Этот жестокий кредитор всего рода людского дал ему отсрочку лишь затем, чтобы разорить его дотла, взыскав единовременно и долг и проценты.
Лотарио был поставлен в ужасающее положение.
Оскорбленный человеком, которого он любил и уважал больше, чем кого бы то ни было в целом свете, униженный жесточайшим образом в присутствии свидетеля, он даже не подозревал, какова может быть причина оскорбления!
Он оказался перед выбором между двумя гнусностями: или проглотить публичное, несмываемое оскорбление или драться со своим тяжко больным благодетелем, своим умирающим отцом! Прослыть человеком, лишенным либо мужества, либо сердца и родственных чувств! Выбирать между позором и неблагодарностью!
Роковой выбор, зловещий тупик, выйти из которого он мог лишь одним способом – покончить с собой.
Да, убить себя – это была первая мысль, что пришла ему в голову.
Но умереть в его годы! И при том, что Фредерика любит его! Такое решение было бы жестокой и отвратительной крайностью.
И потом, до последней минуты оставалась возможность, что все выяснится. Ведь только недоразумение могло толкнуть графа фон Эбербаха на деяние столь яростное и безрассудное. Граф мог убедиться в своей ужасной ошибке, благодетельный случай мог просветить его разум, так что следовало не терять надежды до самого конца.
Когда Юлиус вышел, негодующий и грозный, между Лотарио и послом – оскорбленным и свидетелем оскорбления – повисло долгое и мучительное молчание.
Мысли и чувства, только что нами описанные, теснились и кипели в голове и сердце Лотарио.
Посол, чрезвычайно подавленный, не находил, что сказать.
Наконец Лотарио заставил себя заговорить.
– Господин посол, – произнес он, – вы дворянин, и вы видели все, что сейчас здесь произошло. Я оскорблен смертельно, а граф фон Эбербах мне как отец. Что же мне делать?
– В подобной крайности, – отвечал посол, – ни один человек не может и не должен ничего советовать другому. Выбор, стоящий перед вами, слишком тяжел, это не позволяет мне взять на себя подобную ответственность. Я вас уважаю, Лотарио, и люблю. Но даже будь вы моим сыном, я мог бы сказать бы вам лишь одно: загляните в глубину вашей совести и поступайте только так, как она вам посоветует.
– Ах! – вскричал Лотарио. – Моя совесть, как и мое сердце, разорвана надвое. С одной стороны мужская честь, с другой – сыновняя признательность.
– Выбирайте, – сказал посол.
– Да как же я могу? Разве есть выбор между неблагодарностью и трусостью?
– А между тем, – продолжал посол, – заметьте, граф фон Эбербах не варвар и не безумец. О том, что он всегда вас любил и обращался с вами по-отечески, свидетельствует само ваше горе. Чтобы его чувства и поведение в отношении вас так резко переменились, у него должна быть серьезная причина.
– Вы считаете, что я заслужил оскорбление? – спросил Лотарио.
– Он так считает, он.
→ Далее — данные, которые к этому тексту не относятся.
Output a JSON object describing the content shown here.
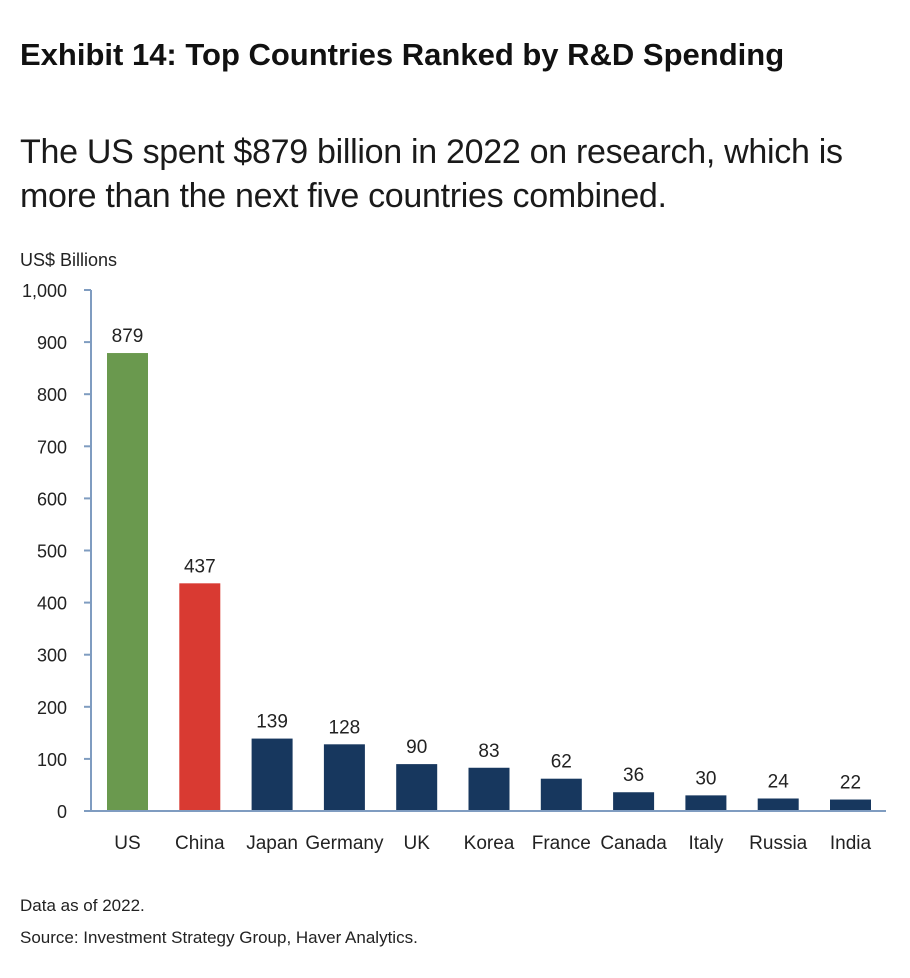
{
  "header": {
    "title": "Exhibit 14: Top Countries Ranked by R&D Spending",
    "subtitle": "The US spent $879 billion in 2022 on research, which is more than the next five countries combined."
  },
  "footer": {
    "note": "Data as of 2022.",
    "source": "Source: Investment Strategy Group, Haver Analytics."
  },
  "colors": {
    "us": "#6a994e",
    "china": "#d93a32",
    "others": "#17375e",
    "axis": "#7f9cc0"
  },
  "chart_data": {
    "type": "bar",
    "title": "Exhibit 14: Top Countries Ranked by R&D Spending",
    "ylabel": "US$ Billions",
    "xlabel": "",
    "ylim": [
      0,
      1000
    ],
    "yticks": [
      0,
      100,
      200,
      300,
      400,
      500,
      600,
      700,
      800,
      900,
      1000
    ],
    "ytick_labels": [
      "0",
      "100",
      "200",
      "300",
      "400",
      "500",
      "600",
      "700",
      "800",
      "900",
      "1,000"
    ],
    "categories": [
      "US",
      "China",
      "Japan",
      "Germany",
      "UK",
      "Korea",
      "France",
      "Canada",
      "Italy",
      "Russia",
      "India"
    ],
    "values": [
      879,
      437,
      139,
      128,
      90,
      83,
      62,
      36,
      30,
      24,
      22
    ],
    "data_labels": [
      "879",
      "437",
      "139",
      "128",
      "90",
      "83",
      "62",
      "36",
      "30",
      "24",
      "22"
    ],
    "bar_colors": [
      "#6a994e",
      "#d93a32",
      "#17375e",
      "#17375e",
      "#17375e",
      "#17375e",
      "#17375e",
      "#17375e",
      "#17375e",
      "#17375e",
      "#17375e"
    ],
    "grid": false,
    "legend": "none"
  }
}
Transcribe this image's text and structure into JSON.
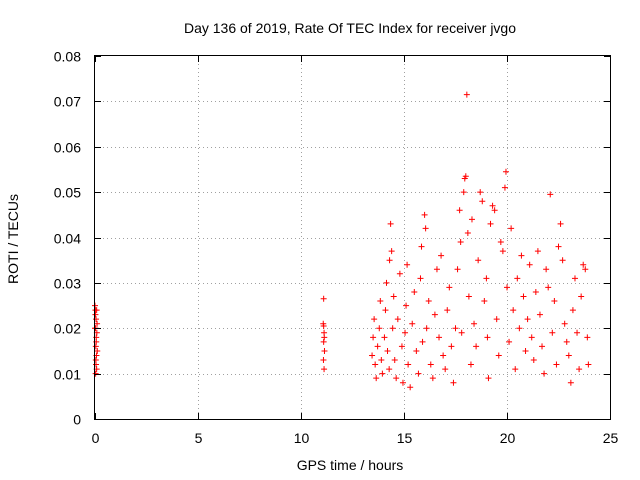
{
  "chart_data": {
    "type": "scatter",
    "title": "Day 136 of 2019, Rate Of TEC Index for receiver jvgo",
    "xlabel": "GPS time / hours",
    "ylabel": "ROTI / TECUs",
    "xlim": [
      0,
      25
    ],
    "ylim": [
      0,
      0.08
    ],
    "x_ticks": [
      0,
      5,
      10,
      15,
      20,
      25
    ],
    "x_tick_labels": [
      "0",
      "5",
      "10",
      "15",
      "20",
      "25"
    ],
    "y_ticks": [
      0,
      0.01,
      0.02,
      0.03,
      0.04,
      0.05,
      0.06,
      0.07,
      0.08
    ],
    "y_tick_labels": [
      "0",
      "0.01",
      "0.02",
      "0.03",
      "0.04",
      "0.05",
      "0.06",
      "0.07",
      "0.08"
    ],
    "grid": true,
    "legend": "none",
    "marker": "plus",
    "series_color": "#ff0000",
    "series": [
      {
        "points": [
          [
            0.0,
            0.025
          ],
          [
            0.02,
            0.024
          ],
          [
            0.05,
            0.022
          ],
          [
            0.03,
            0.02
          ],
          [
            0.06,
            0.018
          ],
          [
            0.04,
            0.016
          ],
          [
            0.07,
            0.014
          ],
          [
            0.05,
            0.012
          ],
          [
            0.08,
            0.011
          ],
          [
            0.1,
            0.021
          ],
          [
            0.09,
            0.019
          ],
          [
            0.02,
            0.023
          ],
          [
            0.06,
            0.017
          ],
          [
            0.04,
            0.013
          ],
          [
            0.11,
            0.015
          ],
          [
            0.03,
            0.01
          ],
          [
            0.08,
            0.024
          ],
          [
            0.0,
            0.02
          ],
          [
            11.1,
            0.0265
          ],
          [
            11.08,
            0.021
          ],
          [
            11.12,
            0.019
          ],
          [
            11.1,
            0.017
          ],
          [
            11.14,
            0.015
          ],
          [
            11.09,
            0.013
          ],
          [
            11.12,
            0.011
          ],
          [
            11.1,
            0.0205
          ],
          [
            11.13,
            0.018
          ],
          [
            13.45,
            0.014
          ],
          [
            13.5,
            0.018
          ],
          [
            13.55,
            0.022
          ],
          [
            13.6,
            0.012
          ],
          [
            13.65,
            0.009
          ],
          [
            13.72,
            0.016
          ],
          [
            13.8,
            0.02
          ],
          [
            13.85,
            0.026
          ],
          [
            13.9,
            0.013
          ],
          [
            13.95,
            0.01
          ],
          [
            14.05,
            0.018
          ],
          [
            14.1,
            0.024
          ],
          [
            14.15,
            0.03
          ],
          [
            14.2,
            0.015
          ],
          [
            14.28,
            0.011
          ],
          [
            14.3,
            0.035
          ],
          [
            14.35,
            0.043
          ],
          [
            14.4,
            0.037
          ],
          [
            14.45,
            0.02
          ],
          [
            14.5,
            0.027
          ],
          [
            14.55,
            0.013
          ],
          [
            14.62,
            0.009
          ],
          [
            14.7,
            0.022
          ],
          [
            14.8,
            0.032
          ],
          [
            14.9,
            0.016
          ],
          [
            14.95,
            0.008
          ],
          [
            15.05,
            0.019
          ],
          [
            15.1,
            0.025
          ],
          [
            15.15,
            0.034
          ],
          [
            15.2,
            0.012
          ],
          [
            15.3,
            0.007
          ],
          [
            15.4,
            0.021
          ],
          [
            15.5,
            0.028
          ],
          [
            15.6,
            0.015
          ],
          [
            15.7,
            0.01
          ],
          [
            15.8,
            0.031
          ],
          [
            15.85,
            0.038
          ],
          [
            15.9,
            0.017
          ],
          [
            16.0,
            0.045
          ],
          [
            16.05,
            0.042
          ],
          [
            16.1,
            0.02
          ],
          [
            16.2,
            0.026
          ],
          [
            16.3,
            0.012
          ],
          [
            16.4,
            0.009
          ],
          [
            16.5,
            0.023
          ],
          [
            16.6,
            0.033
          ],
          [
            16.7,
            0.018
          ],
          [
            16.8,
            0.036
          ],
          [
            16.9,
            0.014
          ],
          [
            17.0,
            0.011
          ],
          [
            17.1,
            0.024
          ],
          [
            17.2,
            0.029
          ],
          [
            17.3,
            0.016
          ],
          [
            17.4,
            0.008
          ],
          [
            17.5,
            0.02
          ],
          [
            17.6,
            0.033
          ],
          [
            17.7,
            0.046
          ],
          [
            17.75,
            0.039
          ],
          [
            17.8,
            0.019
          ],
          [
            17.9,
            0.05
          ],
          [
            17.95,
            0.053
          ],
          [
            18.0,
            0.0535
          ],
          [
            18.05,
            0.0715
          ],
          [
            18.1,
            0.041
          ],
          [
            18.15,
            0.027
          ],
          [
            18.25,
            0.012
          ],
          [
            18.3,
            0.044
          ],
          [
            18.4,
            0.021
          ],
          [
            18.5,
            0.016
          ],
          [
            18.6,
            0.035
          ],
          [
            18.7,
            0.05
          ],
          [
            18.8,
            0.048
          ],
          [
            18.9,
            0.026
          ],
          [
            19.0,
            0.031
          ],
          [
            19.05,
            0.018
          ],
          [
            19.1,
            0.009
          ],
          [
            19.2,
            0.043
          ],
          [
            19.3,
            0.047
          ],
          [
            19.4,
            0.046
          ],
          [
            19.5,
            0.022
          ],
          [
            19.6,
            0.014
          ],
          [
            19.7,
            0.039
          ],
          [
            19.8,
            0.037
          ],
          [
            19.9,
            0.051
          ],
          [
            19.95,
            0.0545
          ],
          [
            20.0,
            0.029
          ],
          [
            20.1,
            0.017
          ],
          [
            20.2,
            0.042
          ],
          [
            20.3,
            0.024
          ],
          [
            20.4,
            0.011
          ],
          [
            20.5,
            0.031
          ],
          [
            20.6,
            0.02
          ],
          [
            20.7,
            0.036
          ],
          [
            20.8,
            0.027
          ],
          [
            20.9,
            0.015
          ],
          [
            21.0,
            0.022
          ],
          [
            21.1,
            0.034
          ],
          [
            21.2,
            0.018
          ],
          [
            21.3,
            0.013
          ],
          [
            21.4,
            0.028
          ],
          [
            21.5,
            0.037
          ],
          [
            21.6,
            0.023
          ],
          [
            21.7,
            0.016
          ],
          [
            21.8,
            0.01
          ],
          [
            21.9,
            0.033
          ],
          [
            22.0,
            0.029
          ],
          [
            22.1,
            0.0495
          ],
          [
            22.2,
            0.019
          ],
          [
            22.3,
            0.026
          ],
          [
            22.4,
            0.012
          ],
          [
            22.5,
            0.038
          ],
          [
            22.6,
            0.043
          ],
          [
            22.7,
            0.035
          ],
          [
            22.8,
            0.021
          ],
          [
            22.9,
            0.017
          ],
          [
            23.0,
            0.014
          ],
          [
            23.1,
            0.008
          ],
          [
            23.2,
            0.024
          ],
          [
            23.3,
            0.031
          ],
          [
            23.4,
            0.019
          ],
          [
            23.5,
            0.011
          ],
          [
            23.6,
            0.027
          ],
          [
            23.7,
            0.034
          ],
          [
            23.8,
            0.033
          ],
          [
            23.9,
            0.018
          ],
          [
            23.95,
            0.012
          ]
        ]
      }
    ]
  }
}
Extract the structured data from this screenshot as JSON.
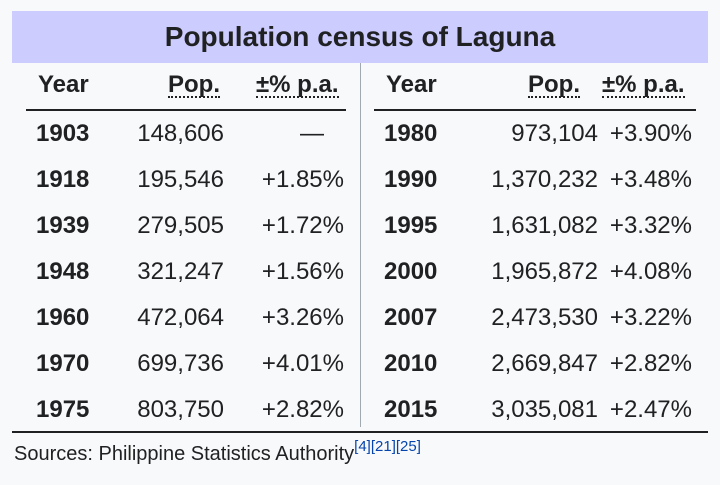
{
  "table": {
    "title": "Population census of Laguna",
    "headers": {
      "year": "Year",
      "pop": "Pop.",
      "pct": "±% p.a."
    },
    "left_rows": [
      {
        "year": "1903",
        "pop": "148,606",
        "pct": "—"
      },
      {
        "year": "1918",
        "pop": "195,546",
        "pct": "+1.85%"
      },
      {
        "year": "1939",
        "pop": "279,505",
        "pct": "+1.72%"
      },
      {
        "year": "1948",
        "pop": "321,247",
        "pct": "+1.56%"
      },
      {
        "year": "1960",
        "pop": "472,064",
        "pct": "+3.26%"
      },
      {
        "year": "1970",
        "pop": "699,736",
        "pct": "+4.01%"
      },
      {
        "year": "1975",
        "pop": "803,750",
        "pct": "+2.82%"
      }
    ],
    "right_rows": [
      {
        "year": "1980",
        "pop": "973,104",
        "pct": "+3.90%"
      },
      {
        "year": "1990",
        "pop": "1,370,232",
        "pct": "+3.48%"
      },
      {
        "year": "1995",
        "pop": "1,631,082",
        "pct": "+3.32%"
      },
      {
        "year": "2000",
        "pop": "1,965,872",
        "pct": "+4.08%"
      },
      {
        "year": "2007",
        "pop": "2,473,530",
        "pct": "+3.22%"
      },
      {
        "year": "2010",
        "pop": "2,669,847",
        "pct": "+2.82%"
      },
      {
        "year": "2015",
        "pop": "3,035,081",
        "pct": "+2.47%"
      }
    ],
    "source": {
      "text": "Sources: Philippine Statistics Authority",
      "refs": [
        "[4]",
        "[21]",
        "[25]"
      ]
    }
  }
}
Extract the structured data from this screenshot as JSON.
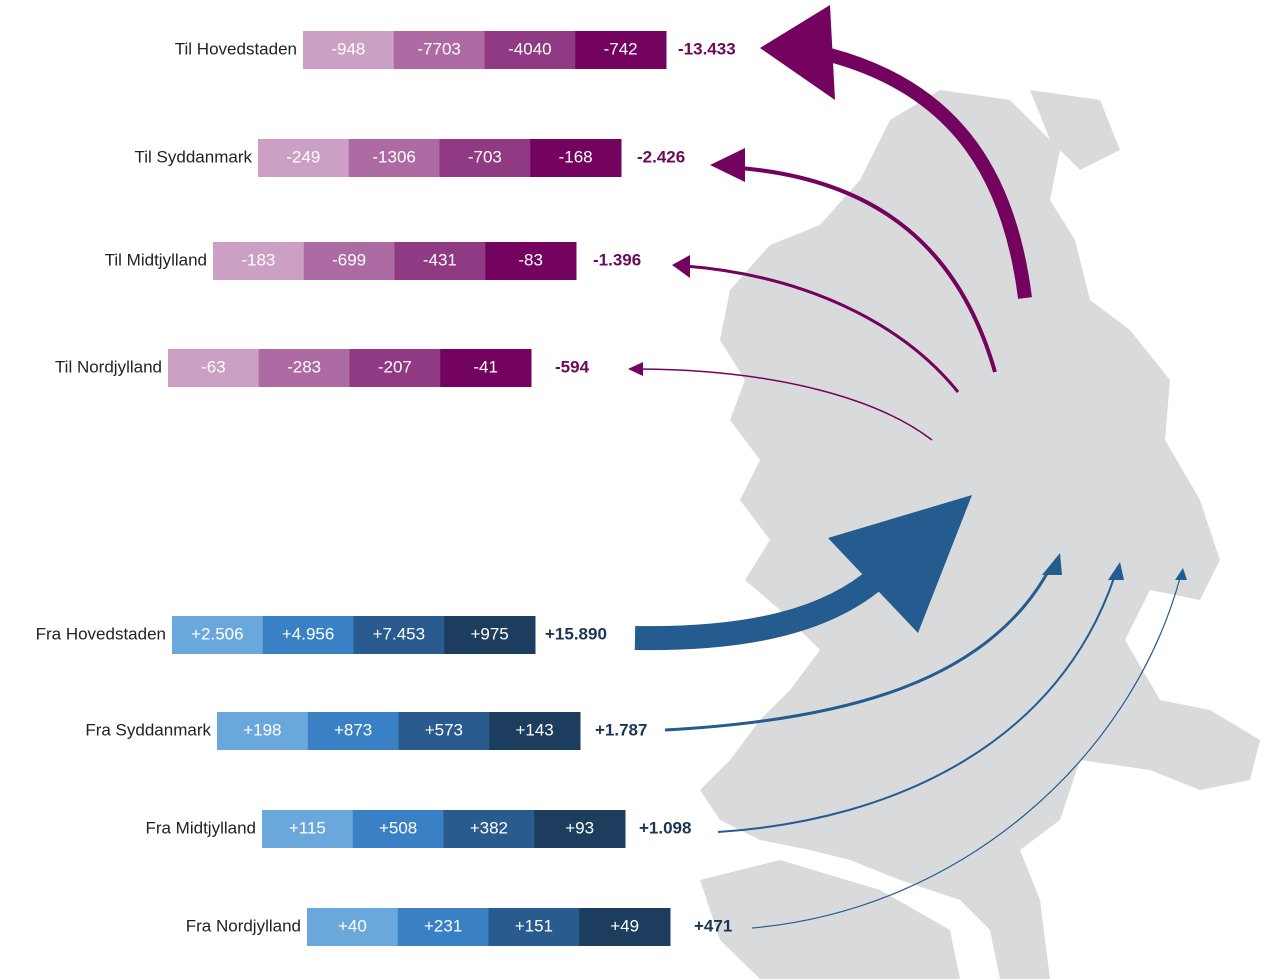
{
  "outflows": [
    {
      "label": "Til Hovedstaden",
      "segments": [
        "-948",
        "-7703",
        "-4040",
        "-742"
      ],
      "total": "-13.433"
    },
    {
      "label": "Til Syddanmark",
      "segments": [
        "-249",
        "-1306",
        "-703",
        "-168"
      ],
      "total": "-2.426"
    },
    {
      "label": "Til Midtjylland",
      "segments": [
        "-183",
        "-699",
        "-431",
        "-83"
      ],
      "total": "-1.396"
    },
    {
      "label": "Til Nordjylland",
      "segments": [
        "-63",
        "-283",
        "-207",
        "-41"
      ],
      "total": "-594"
    }
  ],
  "inflows": [
    {
      "label": "Fra Hovedstaden",
      "segments": [
        "+2.506",
        "+4.956",
        "+7.453",
        "+975"
      ],
      "total": "+15.890"
    },
    {
      "label": "Fra Syddanmark",
      "segments": [
        "+198",
        "+873",
        "+573",
        "+143"
      ],
      "total": "+1.787"
    },
    {
      "label": "Fra Midtjylland",
      "segments": [
        "+115",
        "+508",
        "+382",
        "+93"
      ],
      "total": "+1.098"
    },
    {
      "label": "Fra Nordjylland",
      "segments": [
        "+40",
        "+231",
        "+151",
        "+49"
      ],
      "total": "+471"
    }
  ]
}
Совершенно очевидно, что он, всегда столь нежно вас любивший, не оскорбил бы вас подобным образом, если бы не полагал, что вы сами нанесли ему какую-то несмываемую обиду. Произошло недоразумение, я в этом убежден.
– О да! – воскликнул удрученный Лотарио.
– Что ж, коль скоро вы просите у меня совета, я советую вам сделать все возможное, чтобы обнаружить источник этой ошибки. Найдите кого-нибудь, кто в близкой дружбе с вашим дядей, и попытайтесь узнать, что кроется за его гневом. Впрочем, он на этом не остановится, он, вероятно, пришлет вам вызов; потребуются секунданты. Они не допустят дуэли, причины которой им неизвестны. Итак, вы все узнаете и сможете доказать вашему дяде, что он ошибся.
– Да, ваше превосходительство, да, вы правы! – вскричал Лотарио. – О, спасибо!
– Еще ничего не потеряно. Узнать причину оскорбления – вот что главное.
Немного успокоенный, Лотарио расстался с послом и поднялся в свои покои.
Причина оскорбления! Может быть, она выяснится хотя бы из письма графа фон Эбербаха?
Он стал ждать.
Во всяком случае, как справедливо заметил посол, секунданты имеют право спросить, из-за чего дуэль, и тогда еще будет время все уладить.
Вдруг вбежал слуга.
– Вот письмо, – сказал он. – Весьма срочное.
Лотарио кинулся к нему навстречу, схватил конверт, бросил слуге «Ступайте!» и, когда тот вышел, в тревоге распечатал письмо.